I saw my first real bear on my way to work -- walking down a dirt path at 4 a.m. to make biscuits, bread and pie crusts. I turned a corner and almost walked into the backside of a grizzly.
I think I made a leaking sound, such as "eeeeeee," and started walking backward.
The bear turned toward me, and for some stupid reason, I started whistling. (I later learned that you should never whistle at a bear. Among the many reasons -- it makes you sound like a wounded animal.)
The bear cocked his head at me, and I took the long way around him to get to work. I arrived at the door of the kitchen and turned back to where the bear had been standing when I last took a breath. It was still there, watching me.
After a few weeks, I got used to those encounters.
This was the kind of place where you strung an electric fence at night to keep the bears out of your trash and your fresh baked, wild blueberry pies.
Every once in a while, they would paw at the pontoons of the floatplanes in the lake, trying to get at the smell of food, but usually they would just fish and ignore us.

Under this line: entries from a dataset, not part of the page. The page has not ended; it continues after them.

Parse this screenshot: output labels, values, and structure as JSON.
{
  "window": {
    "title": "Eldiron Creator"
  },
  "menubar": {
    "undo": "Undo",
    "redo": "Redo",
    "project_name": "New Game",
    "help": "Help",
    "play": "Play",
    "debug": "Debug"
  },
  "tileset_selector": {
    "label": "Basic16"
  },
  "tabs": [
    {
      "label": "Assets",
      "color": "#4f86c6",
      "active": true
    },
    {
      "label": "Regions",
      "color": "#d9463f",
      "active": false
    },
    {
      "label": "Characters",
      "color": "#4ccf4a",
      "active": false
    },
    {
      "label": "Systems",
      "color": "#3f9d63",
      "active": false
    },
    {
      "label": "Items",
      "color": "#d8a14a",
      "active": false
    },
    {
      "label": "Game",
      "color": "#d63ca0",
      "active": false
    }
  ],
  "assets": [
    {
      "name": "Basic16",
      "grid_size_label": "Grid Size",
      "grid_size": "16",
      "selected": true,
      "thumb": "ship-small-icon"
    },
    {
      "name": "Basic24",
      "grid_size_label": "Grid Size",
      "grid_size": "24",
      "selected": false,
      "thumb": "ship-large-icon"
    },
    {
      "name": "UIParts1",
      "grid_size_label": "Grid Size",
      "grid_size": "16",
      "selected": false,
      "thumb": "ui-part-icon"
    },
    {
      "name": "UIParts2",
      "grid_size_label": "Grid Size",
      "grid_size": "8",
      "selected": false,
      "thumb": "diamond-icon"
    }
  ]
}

I liked them then. I admired them then.
On my last day in Alaska, before my plane arrived, I waded into the river and started casting. On three sides, bears were fishing with their cubs. The alders were turning the shades of fall, and the light was cooperating to create one of those perfect shining moments that you promise you'll never forget.
But you do forget the moment eventually and the way you felt at the time. And years later, when you live in a place with street signs and cars and a new bear container ordinance, you look down the alley at sunset and see a black bear waddling away in search of pizza crusts and meat scraps.
And instead of sitting down to watch and admire him, you sneer and give him the bird.